US Policy Watch: Strong Fiscal Impulse, But No Inflation in Sight
The Biden administration’s policy path is primarily fiscal in nature with the US$1.9 trillion “American Rescue Plan” constituting the core of that plan. However, this coupled with a fiscal deficit of 15.8% of GDP in 2020 and a further deficit of 10% expected for 2021 has raised the specter of inflation. Yet, future inflation should be determined by the depth of the pandemic recession and upcoming fiscal plans, not the current ones.
Ahead of the US presidential election, the latter half of 2020 was full of “blue wave” investment themes, mainly on the back of expected easy fiscal policy. Thus far, this has largely turned out to be prescient, with the most market effective policy initiative deemed to be the anticipated passage of another relief bill in March. This supports the broader narrative of a strong economic recovery on the back of vaccine deployment. However, there are few substantive reasons to believe the current fiscal policy measures alone will trigger an inflationary rise. Such a scenario would require future fiscal easing beyond current plans, which should mean the backdrop for risk assets remains favorable, albeit partially priced in.

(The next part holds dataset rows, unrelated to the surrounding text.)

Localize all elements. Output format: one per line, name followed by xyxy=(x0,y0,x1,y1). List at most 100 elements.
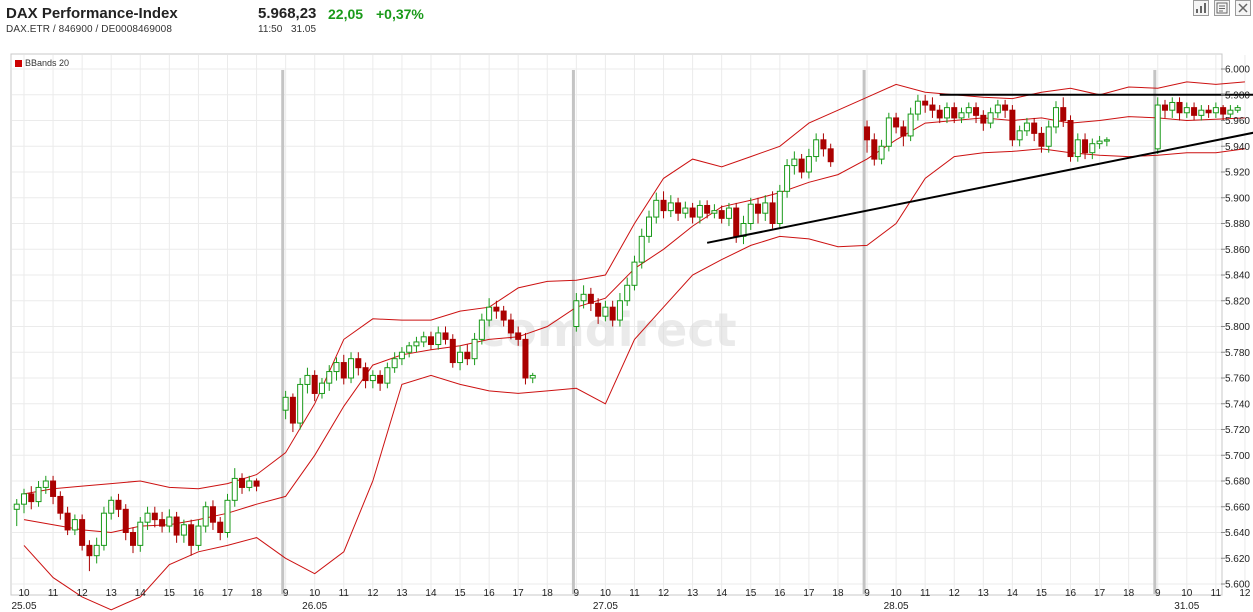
candle-up xyxy=(907,107,914,142)
news-icon[interactable] xyxy=(1214,0,1230,16)
candle-up xyxy=(195,519,202,551)
candle-body xyxy=(965,107,972,114)
candle-body xyxy=(224,499,231,533)
candle-body xyxy=(689,207,696,218)
candle-body xyxy=(994,104,1001,114)
candle-body xyxy=(980,114,987,124)
y-tick-label: 6.000 xyxy=(1225,65,1250,76)
candle-down xyxy=(57,491,64,520)
candle-up xyxy=(987,107,994,129)
candle-body xyxy=(725,207,732,219)
candle-up xyxy=(1074,133,1081,162)
candle-body xyxy=(340,362,347,379)
candle-down xyxy=(442,326,449,345)
x-tick-label: 17 xyxy=(513,588,525,599)
candle-up xyxy=(1183,102,1190,118)
x-tick-label: 14 xyxy=(716,588,728,599)
candle-down xyxy=(1082,133,1089,160)
candle-down xyxy=(115,493,122,518)
candle-up xyxy=(318,378,325,399)
candle-down xyxy=(755,197,762,224)
close-icon[interactable] xyxy=(1235,0,1251,16)
candle-body xyxy=(282,396,289,411)
candle-body xyxy=(914,100,921,115)
x-tick-label: 12 xyxy=(367,588,379,599)
candle-body xyxy=(1009,109,1016,141)
candle-up xyxy=(35,481,42,507)
candle-down xyxy=(704,200,711,219)
candle-body xyxy=(173,516,180,536)
candle-down xyxy=(50,475,57,505)
candle-body xyxy=(108,499,115,514)
candle-body xyxy=(93,544,100,557)
candle-up xyxy=(762,195,769,221)
chart-view-icon[interactable] xyxy=(1193,0,1209,16)
candle-body xyxy=(42,480,49,488)
candle-body xyxy=(326,371,333,384)
candle-body xyxy=(478,319,485,340)
x-tick-label: 10 xyxy=(1181,588,1193,599)
x-tick-label: 15 xyxy=(745,588,757,599)
candle-up xyxy=(638,228,645,269)
candle-body xyxy=(1052,107,1059,128)
candle-down xyxy=(1031,117,1038,142)
candle-up xyxy=(1052,101,1059,134)
candle-body xyxy=(929,104,936,111)
candle-up xyxy=(369,370,376,389)
candle-up xyxy=(391,352,398,373)
candle-down xyxy=(1191,102,1198,121)
x-tick-label: 15 xyxy=(164,588,176,599)
x-tick-label: 13 xyxy=(687,588,699,599)
y-tick-label: 5.820 xyxy=(1225,296,1250,307)
y-tick-label: 5.800 xyxy=(1225,322,1250,333)
x-date-label: 28.05 xyxy=(884,601,909,612)
candle-up xyxy=(246,475,253,492)
candle-up xyxy=(413,336,420,353)
x-tick-label: 13 xyxy=(978,588,990,599)
candle-down xyxy=(507,313,514,340)
candle-body xyxy=(747,203,754,224)
candles-layer xyxy=(13,94,1241,572)
candle-body xyxy=(791,158,798,167)
candle-up xyxy=(42,475,49,494)
candle-up xyxy=(108,496,115,520)
candle-up xyxy=(180,519,187,543)
candle-down xyxy=(86,540,93,572)
x-tick-label: 9 xyxy=(1155,588,1161,599)
candle-up xyxy=(348,352,355,384)
candle-down xyxy=(1038,126,1045,153)
candle-body xyxy=(188,524,195,546)
candle-down xyxy=(500,305,507,327)
x-axis: 10 11 12 13 14 15 16 17 18 9 10 11 12 13 14 15 16 17 18 9 10… xyxy=(11,588,1250,612)
candle-down xyxy=(28,486,35,510)
candle-body xyxy=(1227,109,1234,115)
candle-down xyxy=(609,300,616,327)
candle-body xyxy=(471,338,478,360)
candle-body xyxy=(595,302,602,317)
candle-body xyxy=(784,165,791,192)
candle-down xyxy=(820,133,827,157)
candle-body xyxy=(515,332,522,340)
candle-body xyxy=(159,519,166,527)
candle-body xyxy=(1060,107,1067,121)
x-tick-label: 9 xyxy=(574,588,580,599)
candle-body xyxy=(1074,139,1081,158)
y-tick-label: 5.980 xyxy=(1225,90,1250,101)
x-tick-label: 17 xyxy=(222,588,234,599)
candle-body xyxy=(733,207,740,237)
candle-down xyxy=(587,287,594,312)
x-tick-label: 18 xyxy=(251,588,263,599)
x-tick-label: 16 xyxy=(774,588,786,599)
y-tick-label: 5.740 xyxy=(1225,399,1250,410)
candle-down xyxy=(660,191,667,219)
candle-up xyxy=(202,501,209,533)
x-tick-label: 18 xyxy=(832,588,844,599)
candle-down xyxy=(689,202,696,224)
candle-up xyxy=(631,255,638,291)
candle-down xyxy=(377,370,384,391)
candle-body xyxy=(398,351,405,360)
candle-up xyxy=(646,210,653,243)
candle-up xyxy=(580,285,587,309)
candle-body xyxy=(1096,140,1103,145)
indicator-legend[interactable]: BBands 20 xyxy=(15,58,69,68)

The IMF aka It’s Mainly Fiscal
The core policy plank is continued fiscal support to help the US economy gather escape velocity from the pandemic. Given parliamentary majorities and Republican positioning for the 2022 midterms, congressional reconciliation is the preferred pathway. This should lead to a wider fiscal path given that the Democratic consensus is for a more expansionary policy.
The first measure is the current “American Rescue Plan” of US$1.9 trillion, which comes on the heels of a fiscal deficit of 15.8% of GDP in 2020, thus setting our expectations for a deficit of around 10% of GDP in 2021. Given the widespread view of a strong economic recovery, these deficits are raising worries about inflation. Figure 1 illustrates the rapid increase in market pricing of future inflation, with 10-year breakevens as well as 5-year, 5-year forward yields recovering quickly from their all-time lows in 2020 to five-year highs.